Maybe that is the problem, partially at least. Since our language has so many parents, it is no wonder American English gives the appearance of being randomly constructed by a grammar tornado. Do we even have pronunciation rules? Try teaching a first grader to read. I have served as a volunteer tutor at that level so I know how difficult it is for these youngsters. Eventually they figure out that the exceptions are the real rules. Take irregular verbs, please, to misquote Henny Youngman.

Still, there is no excuse for our deemphasizing foreign language classes in high schools and colleges. Learning a language can be tough. It is mostly memorization, another skill our schools have deemphasized. Why memorize anything when one can simply Google it on a cellphone? I find that attitude pedagogically irresponsible and ultimately destructive.

I confess that I avoided a foreign language in college, in part due to my having taken three years of Spanish in high school. A successful placement test was my friend back then but now I’m not so sure. I could have taken another language at a time when I still was able to learn one. Now it’s too late for me.

I like to listen to college lectures through the Great Courses series, especially on subjects I never studied formally. One on linguistics informed me that it is extremely difficult for someone over the age of 50 to learn a new language. I decided to field test that theory and unfortunately proved it true.

Since my retirement nine years ago I have attempted to learn or relearn the following languages: Spanish, German, Hebrew, Latin and Greek. Things didn’t turn out quite like I had hoped.

One would think that my previous competency in Spanish would have come back easily. Wrong. My feeble attempt to order lunch at a Madrid café did not turn out well. When I asked the waiter to speak more slowly, he interpreted it to mean provide service more slowly.

I thought German would be easy to pick up, having heard my grandparents’ generation speak it amongst themselves. Wrong again. For an English speaker to learn an inflected, gender-based language is not a simple task. I embarrassed myself in Wittenberg when I asked for another beer using the feminine indefinite article. The bartender was one of very few English speakers in the former East Germany and got a good laugh out of my asking for a “girly beer.”

I have tried several times to learn Latin using Wheelock’s study guide, all to no avail.
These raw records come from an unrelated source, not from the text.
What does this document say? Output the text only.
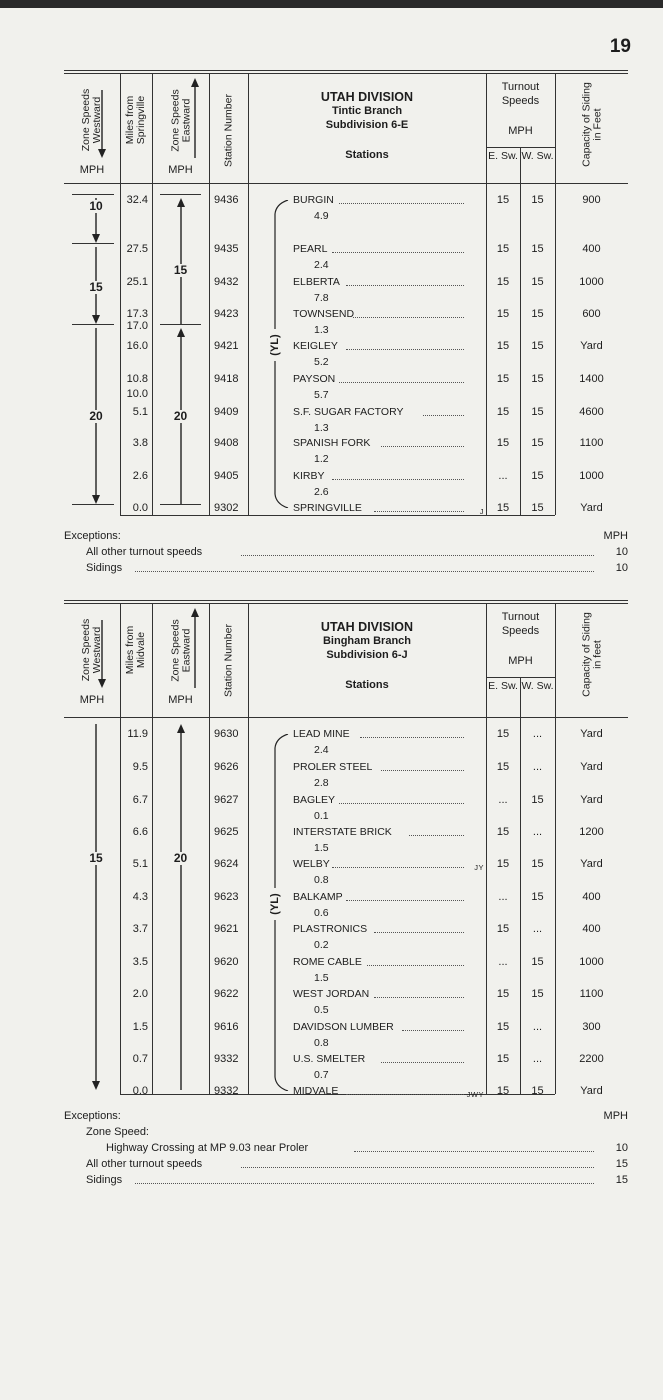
19
Zone Speeds Westward	Miles from Springville	Zone Speeds Eastward	Station Number	Capacity of Siding in Feet
MPH	MPH
UTAH DIVISION
Tintic Branch
Subdivision 6-E
Stations
Turnout Speeds
MPH
E. Sw. W. Sw.
10
15
20
15
20
(YL)
32.4	9436	BURGIN	15	15	900
4.9
27.5	9435	PEARL	15	15	400
2.4
25.1	9432	ELBERTA	15	15	1000
7.8
17.3	9423	TOWNSEND	15	15	600
1.3
16.0	9421	KEIGLEY	15	15	Yard
5.2
10.8	9418	PAYSON	15	15	1400
5.7
5.1	9409	S.F. SUGAR FACTORY	15	15	4600
1.3
3.8	9408	SPANISH FORK	15	15	1100
1.2
2.6	9405	KIRBY	...	15	1000
2.6
0.0	9302	SPRINGVILLE	J	15	15	Yard
17.0
10.0
Exceptions:	MPH
All other turnout speeds	10
Sidings	10
Zone Speeds Westward	Miles from Midvale	Zone Speeds Eastward	Station Number	Capacity of Siding in feet
MPH	MPH
UTAH DIVISION
Bingham Branch
Subdivision 6-J
Stations
Turnout Speeds
MPH
E. Sw. W. Sw.
15	20
(YL)
11.9	9630	LEAD MINE	15	...	Yard
2.4
9.5	9626	PROLER STEEL	15	...	Yard
2.8
6.7	9627	BAGLEY	...	15	Yard
0.1
6.6	9625	INTERSTATE BRICK	15	...	1200
1.5
5.1	9624	WELBY	JY	15	15	Yard
0.8
4.3	9623	BALKAMP	...	15	400
0.6
3.7	9621	PLASTRONICS	15	...	400
0.2
3.5	9620	ROME CABLE	...	15	1000
1.5
2.0	9622	WEST JORDAN	15	15	1100
0.5
1.5	9616	DAVIDSON LUMBER	15	...	300
0.8
0.7	9332	U.S. SMELTER	15	...	2200
0.7
0.0	9332	MIDVALE	JWY	15	15	Yard
Exceptions:	MPH
Zone Speed:
Highway Crossing at MP 9.03 near Proler	10
All other turnout speeds	15
Sidings	15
I gave up on Hebrew when I got to its equivalent of verb conjugations, and it only has seven. Greek is my current frustration as I am auditing a class on the Gospel of John at Concordia Theological Seminary here in Fort Wayne. I write this as I just left class after flunking my first test which was based mostly on Greek vocabulary. I’m fairly sure I got at least a few questions right…I hope.

Yet I am not discouraged. I may not be conversationally literate in these languages but I have developed a simple vocabulary that helps me appreciate the derivation of many everyday English words. I find word studies fascinating, especially as meanings change over the centuries.

So I love the study of languages even if I can’t learn them now that I am in my dotage. I find the hour profitably spent when researching the origin of English words even if I can’t remember the results of this research the next day. And I eagerly read books on language and grammar whenever one shows up on my local library’s new additions shelf.

One book I read recently was “The Word Hord: Daily Life in Old English” by Hanna Videen. Our Anglo-Saxon forebears’ Old English was much more Germanic than today’s modern English. Yet I was amazed at how much has been handed down over the centuries. A recent study found that 70 percent of our most commonly spoken words are from this Anglo-Saxon base.

Is studying a foreign language fun? No. Is it worthwhile? Definitely. For the sake of our children and grandchildren, will someone please convince our educational establishment of this inconvenient truth?

Mark Franke, M.B.A., an adjunct scholar of the Indiana Policy Review and its book reviewer, is formerly an associate vice-chancellor at Indiana University-Purdue University Fort Wayne.